Teenagers should be encouraged to take on Saturday jobs to prepare them for their working lives, the Work and Pensions Secretary has said. The Independent reports that Esther McVey insisted she did not believe youngsters were "lazy" but warned there had been a fall of up to 60 per cent in the number with weekend jobs.


More than £500m has been set aside to improve and expand school buildings across the country and create more good school places. The Department for Education said a total of £514m is being allocated as part of the Condition Improvement Fund. It will support 1,556 projects across almost 1,300 academies and sixth-form colleges in England to help improve the condition or expand their facilities.


Two shootings in London in the space of an hour have left a 17-year-old girl dead and a boy, 16, critically ill. The BBC reports that the girl was found with a bullet wound in Tottenham on Monday night and pronounced dead at the scene.
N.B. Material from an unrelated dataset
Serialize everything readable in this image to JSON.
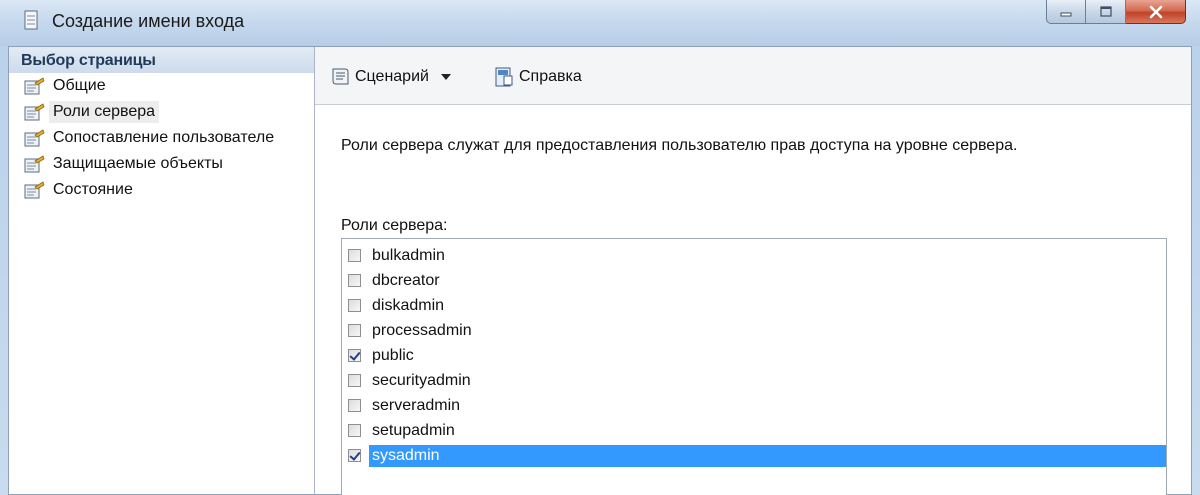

The boy had been found with gunshot wounds in Walthamstow earlier, with another boy, 15 who had stab injuries.


The Prime Minister has announced the establishment a Funeral Fund for grieving parents who have lost their child. Under the scheme, parents will no longer have to meet the costs of burials or cremations. Fees will be waived by all local authorities and met instead by government funding.
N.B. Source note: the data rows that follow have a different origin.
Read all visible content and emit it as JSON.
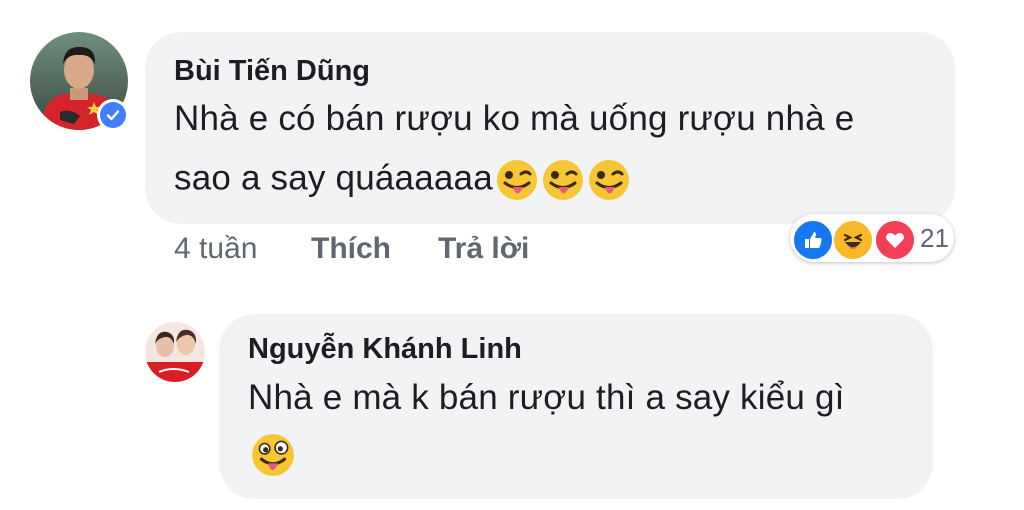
{
  "comment": {
    "author": "Bùi Tiến Dũng",
    "text_line1": "Nhà e có bán rượu ko mà uống rượu nhà e",
    "text_line2": "sao a say quáaaaaa",
    "time": "4 tuần",
    "like_label": "Thích",
    "reply_label": "Trả lời",
    "reaction_count": "21",
    "reactions": [
      "like-icon",
      "haha-icon",
      "love-icon"
    ]
  },
  "reply": {
    "author": "Nguyễn Khánh Linh",
    "text_line1": "Nhà e mà k bán rượu thì a say kiểu gì"
  },
  "colors": {
    "bubble": "#f2f3f5",
    "verified": "#4080ff",
    "like": "#1877f2",
    "love": "#f33e58",
    "haha": "#f7b928"
  }
}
A hospital trust has been criticised for describing mothers who use formula milk as "artificially" feeding babies. The BBC reports that Worcestershire Acute Hospitals NHS Trust made the comment in a letter that said it would no longer provide formula milk in its maternity units to mothers who had decided not to breastfeed. One woman who said she had been unable to breastfeed said the letter's wording made her "sick to the stomach".


Thousands of children with special needs are being left without a place at a school due to an education funding crisis in England, a teachers' leader has warned. The Metro reports that National Education Union leader Kevin Courtney said official statistics showed 4,050 special needs pupils were without a place in 2017 in England. He said it was a disgrace that such pupils were at home because councils were being "starved" of funds for them.